Thursday, March 26, 2015

The hummingbird-bicicycle and other lifting.

I have learned a new thing about bicycles. They are not naturally creatures of the air, any more than sheep are. I believe they can achieve flight, but I needed them to hover. This they displayed absolutely no talent for. I feel sadly let down, and I did ask them nicely. Well. Sort of nicely. In a very descriptive way.

I was attempting to hang a pair of them from the roof-beams of a lean-to shed, on the 'they will stay dry, out of the way, and remain there until needed' theory. I regard bicycles with considerable distrust, and as a 'form of fun' on a par with enemas, but then some people like the latter, I believe. James's bike is a good mountain bike - or was. The best we could afford for him in post-Matric, it's probably so old fashioned now, as to be a virtual penny-farthing. The other is a dirt-cheap heavy old road-bike I bought at a garage sale - on the theory that it's more fun to go riding and suffer together, and it's something else visitors can do if I am trying to cook, or write, or do something boring. Anyway, They haven't been much used, but who knows, I may be forced to it one day. So I thought I'd lift them up, out of my and harm's way, nice and dry. I really wasn't prepared for how heavy holding 2 of them above my head on a ladder with one hand and trying to tie the rope with the other. Really, it would be much easier if they learned to hover. Does anyone know the contact details for Harold the clever bicycle? I guess doing one at a time would have been cleverer.

My pick-up and carry (to say nothing of lift, especially bicycles) seems to be taking strain the last few days - the container is now roofed, and as it is now safe and dry, and a perfect place to keep things... I'm emptying it. Admittedly this is partly because I need some floor-boards - which are the lowest thing in the container - to fix the other little house on the prairie's floor, and also to make shelves, to put the stuff I am taking out onto. In the end, we'll be a lot better sorted out, work and and life will I hope be much easier and less chaotic. Right now, it's move two things to do one! I have to move a huge bookcase with a storage cupboard under it next. Only before I can do that I have to move one bookcase from where it is to the hall (and the books) and another and a small cupboard across my study... and then I have to do some small surgery to get it in to the house, because it is 10 centimeters taller than the door. And the gun-safe will have to be unbolted, moved and then put back, because it is in the way of the turning bookcase, and then re-bolted. I think. I'm going to wait until I try. (which will inevitably make it squeeze through the gap and balance on my nose while doing it. Situation normal).

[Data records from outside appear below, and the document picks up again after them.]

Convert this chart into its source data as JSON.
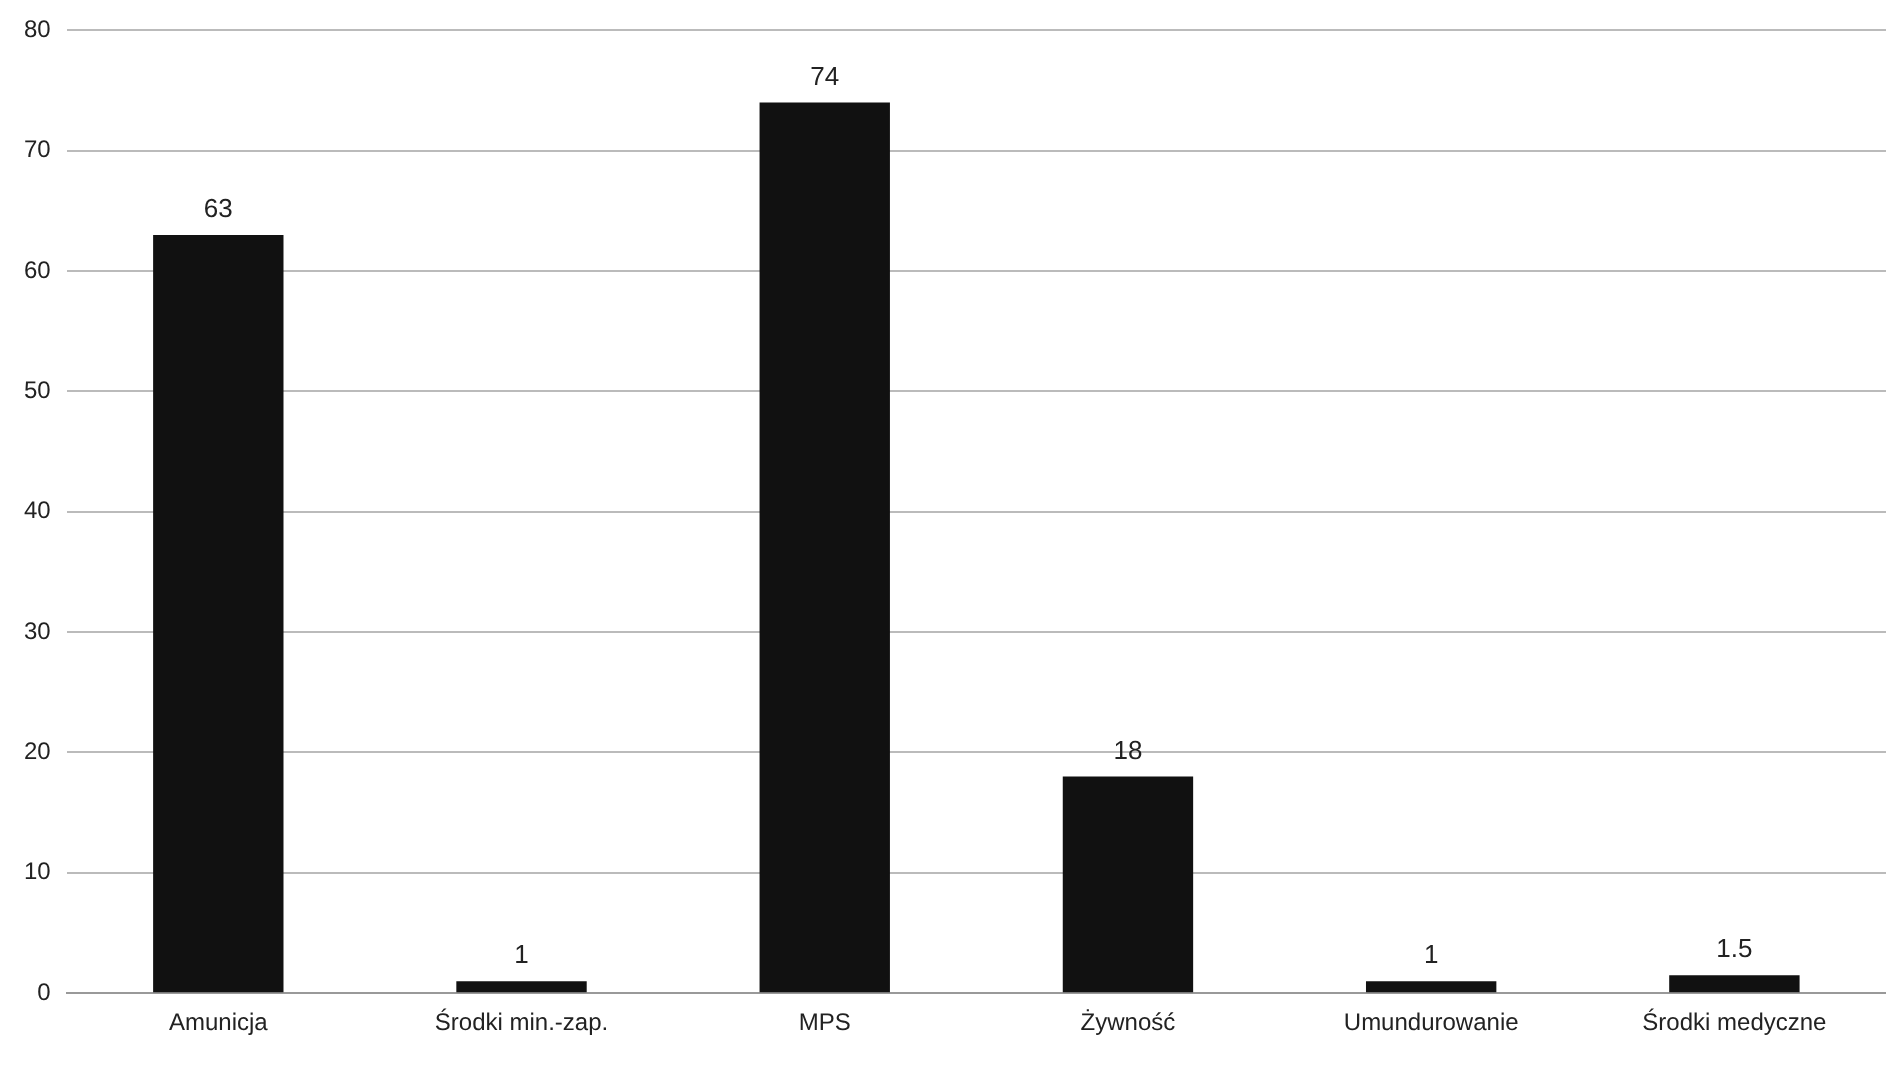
{
  "chart_data": {
    "type": "bar",
    "categories": [
      "Amunicja",
      "Środki min.-zap.",
      "MPS",
      "Żywność",
      "Umundurowanie",
      "Środki medyczne"
    ],
    "values": [
      63,
      1,
      74,
      18,
      1,
      1.5
    ],
    "color": "#111111",
    "ylim": [
      0,
      80
    ],
    "yticks": [
      0,
      10,
      20,
      30,
      40,
      50,
      60,
      70,
      80
    ],
    "grid": "y",
    "data_labels": true,
    "legend": false
  }
}
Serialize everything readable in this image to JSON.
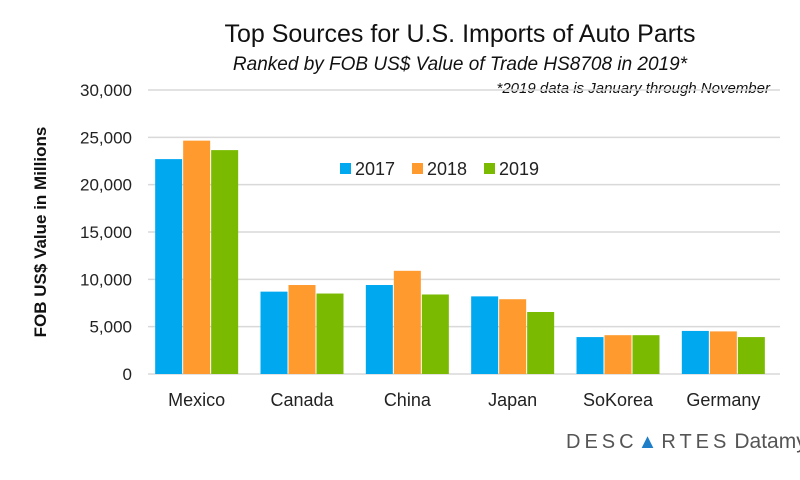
{
  "chart_data": {
    "type": "bar",
    "title": "Top Sources for U.S. Imports of Auto Parts",
    "subtitle": "Ranked by FOB US$ Value of Trade HS8708 in 2019*",
    "note": "*2019 data is January through November",
    "xlabel": "",
    "ylabel": "FOB US$ Value in Millions",
    "ylim": [
      0,
      30000
    ],
    "yticks": [
      "0",
      "5,000",
      "10,000",
      "15,000",
      "20,000",
      "25,000",
      "30,000"
    ],
    "ytick_values": [
      0,
      5000,
      10000,
      15000,
      20000,
      25000,
      30000
    ],
    "grid": true,
    "legend_position": "top-center",
    "categories": [
      "Mexico",
      "Canada",
      "China",
      "Japan",
      "SoKorea",
      "Germany"
    ],
    "series": [
      {
        "name": "2017",
        "color": "#00a8f0",
        "values": [
          22700,
          8700,
          9400,
          8200,
          3900,
          4550
        ]
      },
      {
        "name": "2018",
        "color": "#ff9a2e",
        "values": [
          24650,
          9400,
          10900,
          7900,
          4100,
          4500
        ]
      },
      {
        "name": "2019",
        "color": "#7aba00",
        "values": [
          23650,
          8500,
          8400,
          6550,
          4100,
          3900
        ]
      }
    ]
  },
  "logo": {
    "brand": "DESCARTES",
    "product": "Datamyne"
  }
}
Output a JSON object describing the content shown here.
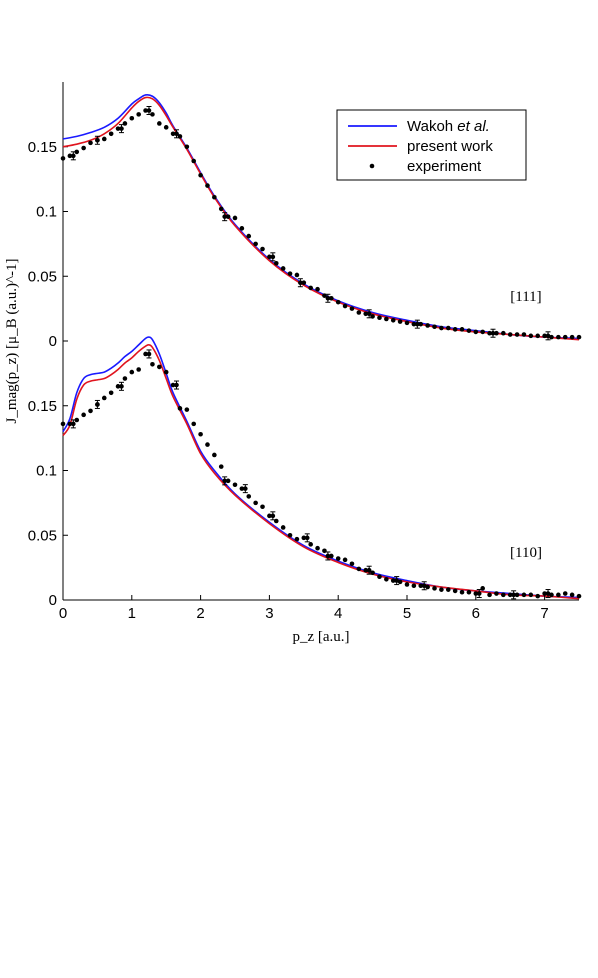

Then once the container is emptied, I can put in a door and window, and a lot of shelves and two workbenches and vices (I love vices. And not only the kind they speak of in sermons.) I only have 3 (excluding the fly-tying ones) the which is not really really enough. And then I can fill it all up again. The contents of a 3X2 shed and a couple of meters of the carport can move into the 3x2 + 6x3 and the existing 3x2 can just be for garden stuff and some of the bits we're collecting for our future house. (light fitting, bathroom fittings, kitchen fittings. All throw-outs garage sales etc.) The containers (the little house on the prairie) and the 'new' one both are fitted for power, and I am thinking about a water-tank, as the new roof has a lot running off it.

The other thing I've learned is that my little DeWalt cordless is a treasure. I couldn't have done the job in three times the time without it. But it has enough torque to break my wrist I reckon. Smashed my hands against things, twisted out of my grip (I have a leash on it). It's an 18 volt one and I've (being poor and cheap) only had littler ones before. That was false economy.